La gravité des développements récents de la crise liée à l'alimentation animale et à l'épidémie d'encéphalopathie spongiforme bovine montre aujourd'hui la difficulté de maîtriser certains risques de santé publique. Il en résulte une forte inquiétude chez nos concitoyens.

Les préoccupations croissantes et légitimes de sécurité alimentaire ont pourtant suscité des décisions à l'échelon national, avec, notamment, la création de l'Agence française de sécurité sanitaire des aliments et l'adoption de mesures rigoureuses afin de lutter contre l'encéphalopathie spongiforme bovine et empêcher la consommation de produits contaminés. A l'échelon européen, le projet de créer une autorité alimentaire indépendante recueille un très large accord et les mesures en voie d'être prises sur la sécurité sanitaire de la viande bovine devraient constituer un réel progrès.

Comme l'a souligné, à de nombreuses reprises, le Président de la République, l'impératif de santé publique est d'intérêt national. Lui seul peut permettre de rétablir la confiance et préserver les intérêts économiques de nos éleveurs, qui, depuis des années, ont engagé un combat pour la qualité et qui sont aujourd'hui menacés par le doute qui s'est répandu dans l'esprit des consommateurs.

Le Parlement, quant à lui, ne peut être absent d'un débat aussi essentiel pour la santé des consommateurs.
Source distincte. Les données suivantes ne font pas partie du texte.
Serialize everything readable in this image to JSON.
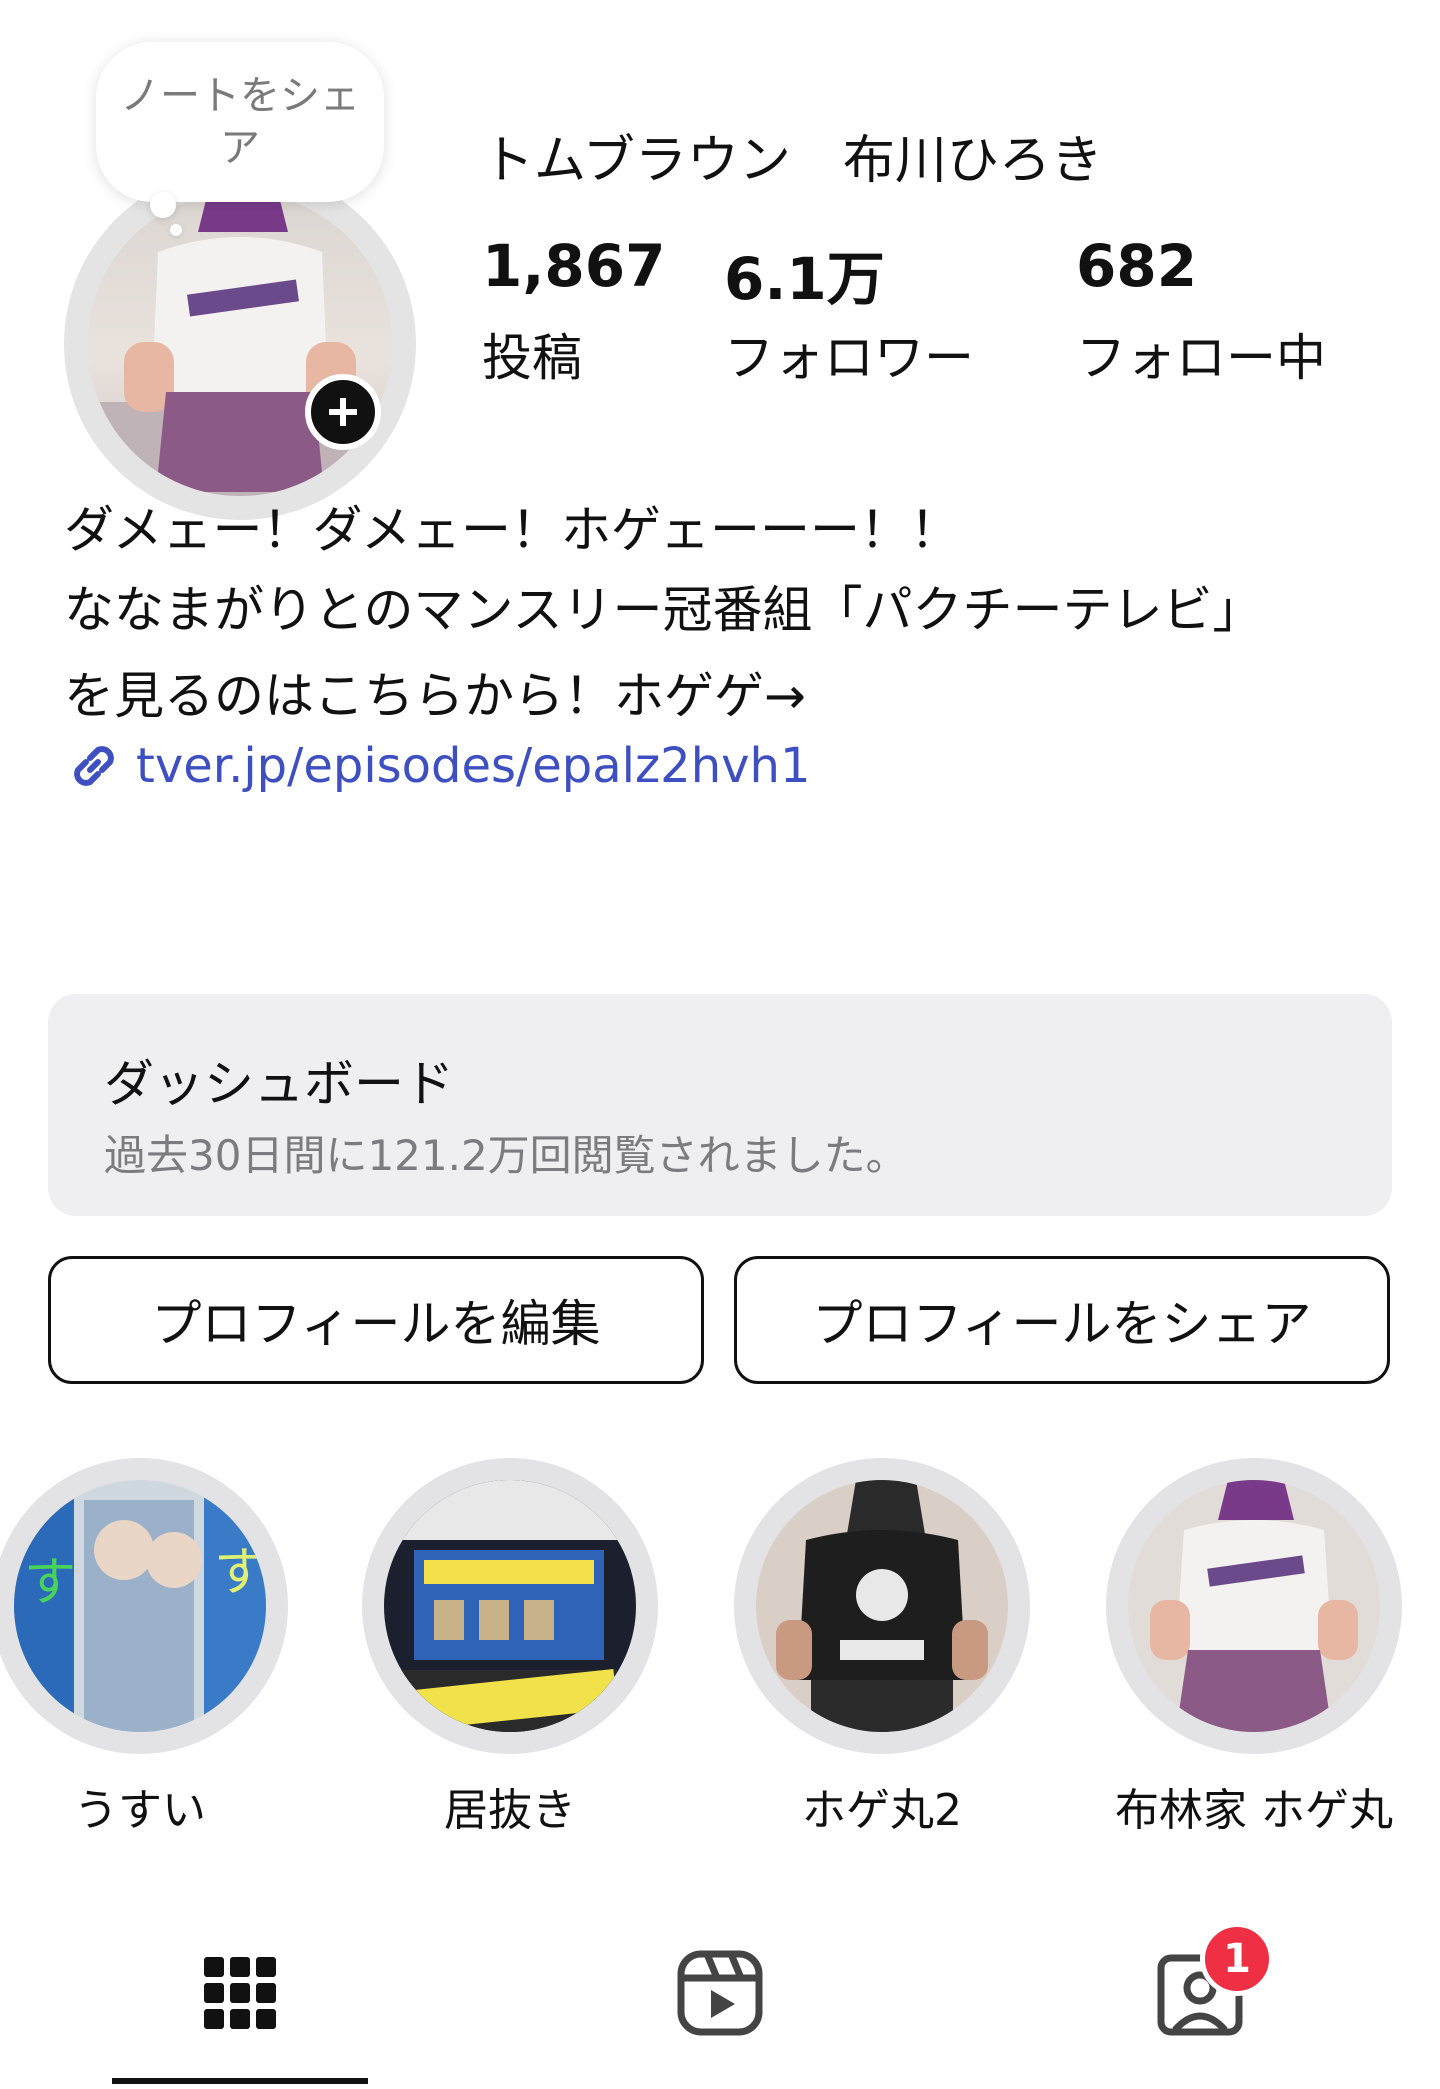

Il est de son rôle de donner à nos concitoyens et à tous les acteurs concernés tous les éléments de jugement sur des questions aussi graves.

C'est pourquoi nous vous proposons la création d'une commission d'enquête sur les conditions d'utilisation des farines animales dans l'alimentation des animaux d'élevage et les conséquences qui en résultent pour la santé des consommateurs.

Cette commission devra notamment :

- déterminer les conditions et le périmètre des contrôles opérés par les pouvoirs publics sur l'importation et l'utilisation de farines animales, et en particulier britanniques ;

- évaluer les éventuelles solutions de substitution et d'élimination de ces farines animales ;

- vérifier la bonne application du système de traçabilité des produits mis en place depuis 1996 ;

- s'assurer du respect du principe de précaution à tous les niveaux de la chaîne agro-alimentaire ;

- mesurer les efforts engagés par l'Etat en matière d'identification de l'agent de l'encéphalopathie spongiforme bovine.

Tous ces éléments doivent contribuer à assurer la transparence et la précaution, deux principes indispensables à la protection de la santé de nos concitoyens.

PROPOSITION DE RÉSOLUTION

Article unique

En application de l'article 11 du règlement du Sénat et de l'article 6 de l'ordonnance n°58-1100 du 17 novembre 1958 relative au fonctionnement des assemblées parlementaires, il est créé une commission d'enquête de vingt et un membres sur les conditions d'utilisation des farines animales dans l'alimentation des animaux d'élevage et les conséquences qui en résultent pour la santé des consommateurs.